Soja: embarque argentino foi redirecionado por risco de não atender ao padrão chinês (Freepik/Freepik)
Repórter de agro e macroeconomia
Publicado em 21 de agosto de 2025 às 06h03.
Última atualização em 21 de agosto de 2025 às 06h08.
A decisão do Conselho Administrativo de Defesa Econômica (Cade) de suspender a moratória da soja no Brasil não deve afetar o acordo entre União Europeia e Mercosul, afirmaram analistas à EXAME.
Uma das principais alegações do bloco europeu, especialmente por produtores franceses, é de que os produtos brasileiros não são ambientalmente responsáveis e, com isso, não faz sentido a tratativa.
"O Brasil tem um Código Florestal extremamente rigoroso, que não existe na Europa, na Ásia e em outros países produtores. É esse código que deve ser fortalecido e seguido pela cadeia produtiva", afirma Marcos Fava Neves, diretor da Harven Business School, especializada em agronegócio.
Segundo o executivo, a UE precisa respeitar o código brasileiro, que "é superior às suas próprias exigências de produção local".

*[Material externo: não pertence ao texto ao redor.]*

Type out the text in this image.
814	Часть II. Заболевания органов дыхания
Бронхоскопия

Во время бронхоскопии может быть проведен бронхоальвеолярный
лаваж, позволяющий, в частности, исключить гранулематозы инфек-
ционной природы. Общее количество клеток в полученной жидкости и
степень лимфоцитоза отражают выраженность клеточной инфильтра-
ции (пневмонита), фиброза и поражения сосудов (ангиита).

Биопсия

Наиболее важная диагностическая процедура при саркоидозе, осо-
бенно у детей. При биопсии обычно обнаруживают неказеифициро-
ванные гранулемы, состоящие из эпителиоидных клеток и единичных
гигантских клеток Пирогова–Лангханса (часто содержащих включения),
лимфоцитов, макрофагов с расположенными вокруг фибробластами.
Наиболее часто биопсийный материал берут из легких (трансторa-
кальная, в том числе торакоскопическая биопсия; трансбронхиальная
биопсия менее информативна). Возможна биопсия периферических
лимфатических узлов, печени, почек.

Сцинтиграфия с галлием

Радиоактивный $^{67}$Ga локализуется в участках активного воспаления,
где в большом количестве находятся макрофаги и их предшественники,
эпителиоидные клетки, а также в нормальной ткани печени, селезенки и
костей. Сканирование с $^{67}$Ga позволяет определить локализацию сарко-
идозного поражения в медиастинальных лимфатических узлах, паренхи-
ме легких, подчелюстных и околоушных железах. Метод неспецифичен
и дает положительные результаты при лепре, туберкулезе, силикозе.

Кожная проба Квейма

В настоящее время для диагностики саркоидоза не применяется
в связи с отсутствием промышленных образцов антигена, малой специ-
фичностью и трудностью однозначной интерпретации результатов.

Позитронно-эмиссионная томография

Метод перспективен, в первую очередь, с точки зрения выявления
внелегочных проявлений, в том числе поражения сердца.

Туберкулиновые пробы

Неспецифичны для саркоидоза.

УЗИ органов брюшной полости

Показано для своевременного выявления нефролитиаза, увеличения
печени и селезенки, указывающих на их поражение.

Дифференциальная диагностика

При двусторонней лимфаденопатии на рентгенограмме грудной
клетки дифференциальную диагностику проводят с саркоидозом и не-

Na última segunda-feira, 19, o Cade determinou que os traders de soja (empresas que comercializam o grão) suspendam o acordo da "Moratória da Soja" em 10 dias, sob pena de multas de R$ 250 mil.
Para Welber Barral, sócio da BMJ Associados e ex-secretário de Comércio Exterior do Ministério da Agricultura e Pecuária (Mapa), o Cade tomou uma decisão técnica, sem abordar a questão ambiental.
De qualquer forma, diz Barral, as empresas se encontram em uma situação complexa, pois terão que justificar à Europa por que não estão cumprindo a cota acordada.
"Do ponto de vista da evolução da negociação e da aprovação do acordo, isso não é um bom sinal. Mas não sei prever qual será o nível de reação europeia", afirma.
Desde 2006, o Brasil adota a moratória da soja, um acordo entre produtores, traders e organizações ambientais para impedir a compra de soja cultivada em áreas desmatadas na Amazônia após 2008.
A iniciativa visa proteger a floresta amazônica e promover uma produção agrícola sustentável, desestimulando o desmatamento ilegal para o cultivo de soja.
Na prática, segundo Marcelo Winter, sócio de agronegócios da VSBO Advogados, a decisão do Cade não impede que as empresas ou entidades signatárias do acordo adotem critérios independentes para a aquisição de soja.
"As companhias podem continuar a segregar e especificar de quem compram, por exemplo, não adquirindo soja de produtores que desmatam na Amazônia", afirma.
"No entanto, não poderão mais fazer isso de forma conjunta, como antes, quando trocavam informações, relatórios e realizavam auditorias em grupo. Agora, isso deverá ser feito de forma individual."
Para o advogado, o movimento do Cade é mais um capítulo no processo que envolve a moratória da soja.
Em outubro de 2024, a sanção da Lei 12.709/24 estabeleceu novos critérios para a concessão de incentivos fiscais em Mato Grosso, impedindo benefícios a empresas que participassem de acordos ou compromissos que restringissem a expansão da atividade agropecuária em áreas não protegidas por legislação ambiental específica.
A justificativa para a lei era proteger os produtores locais, argumentando que a moratória impunha restrições ilegais à agricultura, já que o Código Florestal permite o desmatamento de até 20% dentro do bioma Amazônia.
A medida gerou críticas de empresas afetadas, que consideram as novas exigências mais severas que as do Código Florestal, prejudicando a competitividade do produto mato-grossense.
Winter avalia que a suspensão do Cade não deve ter impacto imediato no setor produtivo, pois as empresas continuarão adotando seus critérios específicos.
"Outra consequência imediata será a possível judicialização dessa decisão, com empresas ou entidades de classe, como a Abiove, provavelmente desafiando a medida", diz.
O Cade atendeu a um pedido da Confederação da Agricultura e Pecuária do Brasil (CNA), que afirma que a medida traz prejuízos econômicos aos produtores rurais e à economia do país.
"O produtor brasileiro está sendo massacrado e está tendo uma redução consistente dos seus ganhos devido a essa prática. O que a CNA tem dito desde o começo é que a moratória nunca foi eficaz para reduzir o desmatamento na Amazônia", afirma Amanda Flávio de Oliveira, advogada da CNA.
Em nota, a Associação dos Produtores de Soja e Milho de Mato Grosso (Aprosoja MT) "celebrou" a decisão do Cade, e afirmou que a medida é "um marco histórico na defesa da livre concorrência e da produção legal no campo".
O Brasil é o maior produtor mundial de soja e, na safra 2025/26, deve colher 182,9 milhões de toneladas do grão. Os principais destinos da soja brasileira são China, União Europeia e Estados Unidos.